Tachyphylaxis. The Svensson trial noted that GH peaks after the initial MK-677 dose were significantly greater than after multiple doses, suggesting desensitization of the GH response.[4] Whether this attenuation progresses further with chronic use, and whether it affects therapeutic benefit, is unclear.

Drug interactions. No systematic drug interaction studies have been published for any GH secretagogue. Given their effects on glucose metabolism and the HPA axis, interactions with diabetes medications, corticosteroids, and other hormonal agents are plausible but unstudied.

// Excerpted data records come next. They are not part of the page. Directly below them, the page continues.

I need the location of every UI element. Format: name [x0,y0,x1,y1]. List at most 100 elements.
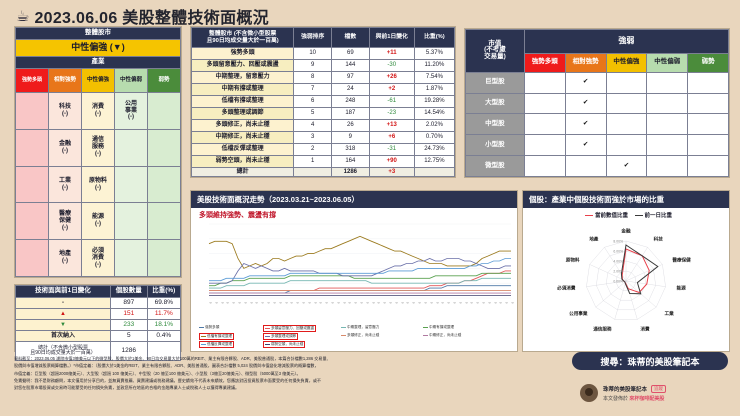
cap-empty-cell [605,113,648,136]
cap-row: 巨型股 ✔ [465,71,729,94]
sector-cell-通信: 通信 服務 (-) [81,128,115,167]
cap-row-label-大型股: 大型股 [465,92,525,115]
cap-col-中性偏強: 中性偏強 [605,52,648,73]
trend-line-chart: 美股技術面概況走勢（2023.03.21~2023.06.05） 多頭維持強勢、… [190,190,518,352]
rank-row-rank: 8 [293,71,333,84]
rank-row-pct: 0.70% [413,131,456,144]
avatar [580,384,598,402]
cap-empty-cell [646,155,689,177]
rank-row: 多頭整理或調節 5 187 -23 14.54% [190,107,456,120]
cap-rows: 巨型股 ✔ 大型股 ✔ 中型股 ✔ 小型股 ✔ 微型股 ✔ [465,71,729,177]
sector-cell-原物料: 原物料 (-) [81,165,115,204]
cap-check-cell: ✔ [564,134,607,157]
radar-legend: 當前數值比重 前一日比重 [523,208,729,219]
rank-row-name: 多頭留意壓力、回壓或震盪 [190,59,295,72]
tech-change-table: 技術面與前1日變化 個股數量 比重(%) -897 69.8% ▲ 151 11.7% ▼… [14,284,182,361]
rank-row-pct: 7.54% [413,71,456,84]
follow-button[interactable]: 追蹤 [651,384,667,393]
change-row-count: 233 [109,319,148,331]
sector-column-headers: 強勢多頭 相對強勢 中性偏強 中性偏弱 弱勢 [15,67,181,94]
change-row: 總計（不含微小型股票 且90日均成交量大於一百萬） 1286 [15,341,182,361]
publication-prefix: 本文發佈於 [603,395,629,402]
rank-col-count: 檔數 [331,27,370,48]
rank-row: 中期有撐或整理 7 24 +2 1.87% [190,83,456,96]
svg-text:金融: 金融 [620,227,631,234]
page-title-text: 2023.06.06 美股整體技術面概況 [34,10,269,27]
overall-market-status: 中性偏強 (▼) [15,39,181,57]
rank-row-count: 318 [331,143,370,156]
sector-cell-empty [147,202,181,241]
svg-text:0.00%: 0.00% [613,280,623,284]
cap-empty-cell [523,155,566,177]
rank-row: 低檔有撐或整理 6 248 -61 19.28% [190,95,456,108]
sector-col-strongbull: 強勢多頭 [15,67,49,94]
rank-row-change: +6 [368,131,415,144]
sector-row: 醫療 保健 (-) 能源 (-) [15,202,181,241]
trend-chart-subtitle: 多頭維持強勢、震盪有撐 [199,212,276,219]
rank-row-name: 多頭修正，尚未止穩 [190,119,295,132]
rank-row: 弱勢空頭，尚未止穩 1 164 +90 12.75% [190,155,456,168]
sector-cell-empty [147,128,181,167]
rank-row-pct: 5.37% [413,47,456,60]
sector-cell-empty [114,128,148,167]
trend-legend-item: 中期修正，尚未止穩 [423,333,461,338]
cap-row: 大型股 ✔ [465,92,729,115]
change-col-pct: 比重(%) [146,285,182,298]
change-table-header: 技術面與前1日變化 個股數量 比重(%) [15,285,182,298]
sector-cell-科技: 科技 (-) [48,92,82,130]
sector-cell-empty [15,239,49,277]
change-row: 首次納入 5 0.4% [15,330,182,342]
sector-cell-empty [15,128,49,167]
rank-row-count: 24 [331,83,370,96]
svg-text:4.00%: 4.00% [613,260,623,264]
rank-row-rank: 5 [293,107,333,120]
change-row: ▲ 151 11.7% [15,308,182,320]
cap-empty-cell [564,155,607,177]
radar-chart-title: 個股：產業中個股技術面強於市場的比重 [523,191,729,208]
cap-empty-cell [605,92,648,115]
author-name-row: 珠蒂的美股筆記本 追蹤 [603,384,667,393]
search-pill[interactable]: 搜尋：珠蒂的美股筆記本 [572,352,728,370]
radar-legend-swatch-current [584,214,593,217]
sector-cell-empty [114,202,148,241]
cap-group-header: 強弱 [523,29,730,54]
rank-row-pct: 2.02% [413,119,456,132]
sector-row: 工業 (-) 原物料 (-) [15,165,181,204]
rank-row-rank: 9 [293,59,333,72]
rank-row-change: -30 [368,59,415,72]
cap-row-label-小型股: 小型股 [465,134,525,157]
rank-row: 中期修正，尚未止穩 3 9 +6 0.70% [190,131,456,144]
cap-row: 中型股 ✔ [465,113,729,136]
change-row: -897 69.8% [15,297,182,309]
svg-text:消費: 消費 [640,325,650,332]
trend-plot-area [191,220,517,302]
rank-col-pct: 比重(%) [413,27,456,48]
svg-text:必須消費: 必須消費 [556,285,576,292]
cap-empty-cell [646,113,689,136]
change-col-count: 個股數量 [109,285,148,298]
publication-target[interactable]: 來杯咖啡配美股 [629,395,665,402]
sector-cell-醫療: 醫療 保健 (-) [48,202,82,241]
cap-col-中性偏弱: 中性偏弱 [646,52,689,73]
sector-cell-公用: 公用 事業 (-) [114,92,148,130]
cap-empty-cell [523,71,566,94]
cap-empty-cell [523,113,566,136]
svg-text:2.00%: 2.00% [613,270,623,274]
change-row-count: 1286 [109,341,148,361]
trend-x-axis-labels: 2023/03/212023/03/222023/03/232023/03/24… [191,302,517,324]
rank-total-name: 總計 [190,167,295,177]
sector-row: 金融 (-) 通信 服務 (-) [15,128,181,167]
rank-row-rank: 1 [293,155,333,168]
change-row-label: ▼ [15,319,111,331]
rank-total-count: 1286 [331,167,370,177]
sector-row: 科技 (-) 消費 (-) 公用 事業 (-) [15,92,181,130]
cap-empty-cell [646,134,689,157]
page-title: ☕ 2023.06.06 美股整體技術面概況 [16,4,269,28]
change-row-pct: 18.1% [146,319,182,331]
trend-legend-item: 多頭修正，尚未止穩 [341,333,379,338]
change-row-pct: 11.7% [146,308,182,320]
cap-empty-cell [605,71,648,94]
sector-cell-empty [15,92,49,130]
change-rows: -897 69.8% ▲ 151 11.7% ▼ 233 18.1% 首次納入 5 0.4% 總計（不… [15,297,182,361]
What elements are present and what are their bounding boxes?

Population-specific risks. Nearly all trials enrolled either young healthy volunteers or elderly subjects. Data in middle-aged adults, women of reproductive age, adolescents, and individuals with pre-existing metabolic syndrome are sparse or absent. The long-term GH peptide safety evidence gap extends across every demographic.

The Bottom Line

Growth hormone secretagogues carry compound-specific risk profiles that range from the relatively clean selectivity of ipamorelin to the metabolic burden of chronic MK-677 use. Insulin resistance, fluid retention, and cortisol elevation are the best-documented adverse effects, though their severity varies by agent. The CHF signal in frail elderly patients remains unresolved. No secretagogue trial has lasted long enough to evaluate cancer risk, and the gap between what these compounds can do in the short term and what they might cost in the long term remains the defining uncertainty.